ACUS in a Nutshell

Administrative Conference (ACUS) Chairman Paul Verkuil recently received a request from an English teacher at a high school in Russia.  She explained that her curriculum includes a topic about one of the United States government agencies and she had selected ACUS for her students to study.  She asked for information about the Conference’s “history and current development,” along with our “logo.”  She also expressed the hope that this activity would motivate her students “to learn more carefully and encourage them for future trips in the USA.”

Chairman Verkuil asked me to prepare a response for this new “audience,” which we post here in the belief that it might be useful to students and others as a brief introduction to who we are and what we do.


ACUS is an independent agency, established by statute in 1964, within the executive branch of the federal government.  “Independent agency” means that we are not a part of any other agency or department.  The executive branch is the part of our national government that is responsible for the enforcement and administration of federal laws.  In 1995, Congress decided to stop funding the agency, so ACUS ceased operations at the end of October.  After more than 14 years, funding was restored and the agency resumed operations in 2010.

ACUS is among the smallest agencies of our federal government, but it has a very important mission:  to promote improvements in the efficiency, adequacy, and fairness of the procedures by which federal agencies conduct regulatory programs, administer grants and benefits, and perform related governmental functions.  We do this through a variety of activities that include scholarly research projects, development of recommendations directed primarily to agencies and Congress, and publications and seminars on best procedural practices.

The agency’s structure is unique, combining a small, full-time, professional staff with a membership of 101 persons from other federal agencies and from the private sector, chosen because of their knowledge and experience relating to administrative procedure.  The Chairman is the only member of the Conference who is paid by this agency.  Of the other 100 members, typically 55 are employed by other federal agencies and 45 are from outside the government.  The entire Conference meets twice each year (most recently on June 13 and 14) to debate and vote on proposed recommendations, based on our research and the work of ACUS committees.  All of these meetings are open to the public and are made available through our website (audio and video) to anyone who is interested.

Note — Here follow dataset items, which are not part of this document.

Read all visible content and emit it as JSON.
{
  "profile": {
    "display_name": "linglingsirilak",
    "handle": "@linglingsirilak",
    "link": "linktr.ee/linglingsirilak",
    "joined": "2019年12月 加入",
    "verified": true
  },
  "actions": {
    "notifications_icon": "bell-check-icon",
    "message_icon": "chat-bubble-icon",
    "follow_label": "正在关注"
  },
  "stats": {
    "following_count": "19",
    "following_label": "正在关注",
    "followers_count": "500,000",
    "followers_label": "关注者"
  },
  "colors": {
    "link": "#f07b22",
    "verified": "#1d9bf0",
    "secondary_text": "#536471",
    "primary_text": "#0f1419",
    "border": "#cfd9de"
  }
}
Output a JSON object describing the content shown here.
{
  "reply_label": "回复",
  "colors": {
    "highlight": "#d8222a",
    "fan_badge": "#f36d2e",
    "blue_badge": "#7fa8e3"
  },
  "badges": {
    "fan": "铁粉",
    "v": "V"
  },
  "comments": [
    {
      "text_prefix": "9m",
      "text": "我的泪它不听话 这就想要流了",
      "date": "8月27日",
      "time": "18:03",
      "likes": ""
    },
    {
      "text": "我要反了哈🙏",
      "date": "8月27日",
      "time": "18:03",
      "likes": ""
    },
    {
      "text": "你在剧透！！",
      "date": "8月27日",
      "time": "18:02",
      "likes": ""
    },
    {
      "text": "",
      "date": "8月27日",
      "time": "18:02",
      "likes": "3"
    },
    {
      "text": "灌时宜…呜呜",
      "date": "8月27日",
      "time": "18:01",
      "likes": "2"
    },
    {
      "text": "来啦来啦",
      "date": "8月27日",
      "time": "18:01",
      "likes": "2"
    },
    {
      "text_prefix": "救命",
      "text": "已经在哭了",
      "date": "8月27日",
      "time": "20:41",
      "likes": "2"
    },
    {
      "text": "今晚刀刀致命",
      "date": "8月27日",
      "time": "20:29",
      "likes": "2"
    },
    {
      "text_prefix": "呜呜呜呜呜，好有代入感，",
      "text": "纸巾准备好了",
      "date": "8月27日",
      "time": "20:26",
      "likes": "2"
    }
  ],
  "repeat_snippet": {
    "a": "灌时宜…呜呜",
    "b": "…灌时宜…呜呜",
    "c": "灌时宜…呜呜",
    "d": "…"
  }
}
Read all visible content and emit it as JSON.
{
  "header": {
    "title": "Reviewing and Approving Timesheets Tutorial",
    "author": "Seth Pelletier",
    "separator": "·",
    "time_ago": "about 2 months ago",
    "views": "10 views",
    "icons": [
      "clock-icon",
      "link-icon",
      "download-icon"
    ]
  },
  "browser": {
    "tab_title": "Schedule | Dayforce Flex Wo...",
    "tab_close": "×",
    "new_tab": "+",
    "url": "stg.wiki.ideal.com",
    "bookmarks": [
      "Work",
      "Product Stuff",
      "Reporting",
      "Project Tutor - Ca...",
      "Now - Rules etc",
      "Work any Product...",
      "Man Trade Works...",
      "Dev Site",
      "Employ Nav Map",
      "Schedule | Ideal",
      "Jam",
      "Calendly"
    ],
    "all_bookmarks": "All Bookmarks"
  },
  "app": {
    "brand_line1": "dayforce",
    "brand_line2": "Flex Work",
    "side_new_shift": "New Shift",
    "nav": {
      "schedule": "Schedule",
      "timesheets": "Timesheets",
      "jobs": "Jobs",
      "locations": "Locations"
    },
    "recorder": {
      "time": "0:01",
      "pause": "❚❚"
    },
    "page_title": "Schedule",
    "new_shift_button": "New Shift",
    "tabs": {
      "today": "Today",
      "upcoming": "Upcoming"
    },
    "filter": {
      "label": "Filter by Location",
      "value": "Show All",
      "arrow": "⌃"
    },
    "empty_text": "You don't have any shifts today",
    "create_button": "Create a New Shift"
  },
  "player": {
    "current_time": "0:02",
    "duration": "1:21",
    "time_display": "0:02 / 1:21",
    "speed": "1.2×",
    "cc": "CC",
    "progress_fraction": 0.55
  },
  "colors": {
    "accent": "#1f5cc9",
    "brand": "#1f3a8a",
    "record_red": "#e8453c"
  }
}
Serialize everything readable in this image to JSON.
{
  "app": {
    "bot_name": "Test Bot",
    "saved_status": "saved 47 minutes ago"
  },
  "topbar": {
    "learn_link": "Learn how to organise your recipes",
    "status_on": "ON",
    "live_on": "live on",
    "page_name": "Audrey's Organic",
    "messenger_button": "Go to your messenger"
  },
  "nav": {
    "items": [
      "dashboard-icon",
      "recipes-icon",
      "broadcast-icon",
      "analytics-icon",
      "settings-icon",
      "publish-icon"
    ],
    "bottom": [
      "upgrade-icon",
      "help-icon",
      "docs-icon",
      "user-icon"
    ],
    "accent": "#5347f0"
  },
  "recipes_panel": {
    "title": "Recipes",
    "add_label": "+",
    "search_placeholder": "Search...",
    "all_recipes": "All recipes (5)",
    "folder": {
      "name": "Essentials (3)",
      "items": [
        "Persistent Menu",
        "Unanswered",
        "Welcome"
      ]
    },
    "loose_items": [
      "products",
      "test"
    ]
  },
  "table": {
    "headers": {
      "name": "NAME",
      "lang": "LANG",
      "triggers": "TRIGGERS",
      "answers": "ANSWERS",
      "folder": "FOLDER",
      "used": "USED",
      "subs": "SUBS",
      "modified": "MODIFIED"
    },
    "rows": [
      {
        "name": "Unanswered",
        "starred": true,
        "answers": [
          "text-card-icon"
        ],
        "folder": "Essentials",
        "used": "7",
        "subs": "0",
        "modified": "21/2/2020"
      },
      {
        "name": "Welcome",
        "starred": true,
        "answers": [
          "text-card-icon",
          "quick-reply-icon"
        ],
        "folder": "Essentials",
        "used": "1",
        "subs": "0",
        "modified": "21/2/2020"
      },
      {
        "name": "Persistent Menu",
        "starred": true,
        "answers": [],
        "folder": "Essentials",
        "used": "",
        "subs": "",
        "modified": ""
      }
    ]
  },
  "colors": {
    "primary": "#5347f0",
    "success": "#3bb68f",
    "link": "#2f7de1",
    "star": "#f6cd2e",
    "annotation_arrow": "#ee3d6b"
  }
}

The most comprehensive source of information about ACUS is our website (www.acus.gov).  The website contains a lot of descriptive information about the agency’s history, its membership, and our research and recommendation processes, plus full texts of all of our current and historical recommendations and all of our research reports since the re-establishment of the agency in 2010.  See particularly:

You will find our logo or seal on most of the pages on our website.  The principal elements are the red, white and blue stars and stripes of the American flag (13 of each, commemorating the original 13 colonies that united to form the United States), the date of our statute in Roman numerals, the quotation “To form a more perfect union” from the preamble to the American Constitution, and a torch to symbolize enlightenment and leadership.

I hope that this information and the materials you can find on our website will be interesting and helpful to you and your students.  We thank you for your interest in our agency and the work we are doing.

Best wishes to you and your students.